Film

The Girl with the Dragon Tattoo

David Fincher's film of The Girl with the Dragon Tattoo should please fans of Stieg Larsson's Millen­nium Trilogy. Fincher and his screenwriter, Steven Zaillian, remain faithful to the complicated plot of the trilogy's first book, and they reproduce most of its many characters. In truth they improve vastly on their source material.

Larsson's story chronicles the alliance of a disgraced Stockholm editor named Mikael Blomkvist and an antisocial young hacker named Lisbeth Salander, who set out to solve the decades-old disappearance of a young heiress and to track down a misogynistic serial killer.
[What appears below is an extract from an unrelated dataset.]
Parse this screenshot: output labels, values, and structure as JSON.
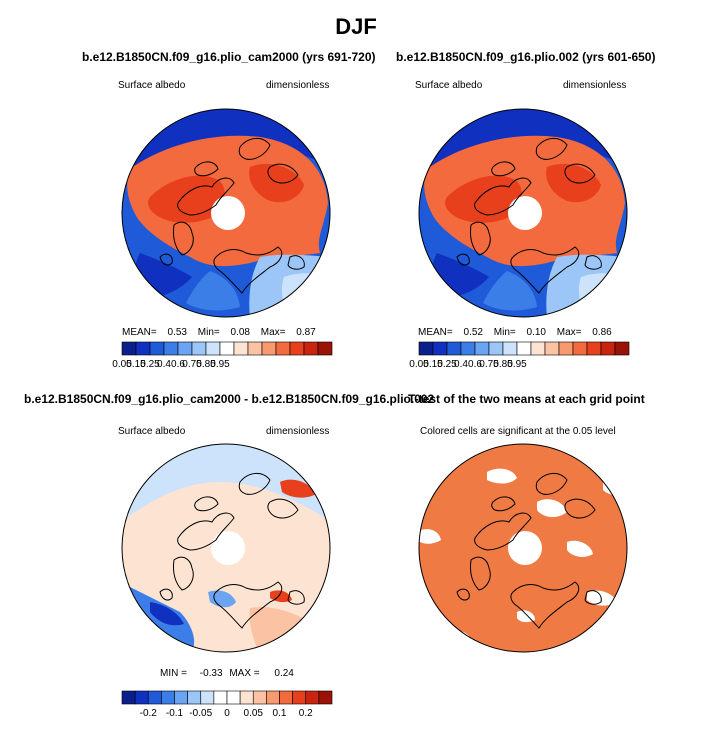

The book is in­geniously plotted, but it has the chilly purposefulness of a certain brand of modern detective fiction, and it lingers distastefully on the particulars of murder and rape. (The second and third installments provide the narrative cleverness and the escalating suspense without the clinical violence.)

The glum 2009 Swedish movie version doesn't correct the book's excesses, and its acting is mediocre. But Fincher's high-gloss remake, beautifully designed by Donald Graham Burt and lit by Jeff Cro­nen­weth, manages to be breathlessly exciting without sacrificing empathy. The rape scene is horrifying, but that's because Fincher's focus is on the emotions of the victim, not on the gruesome details.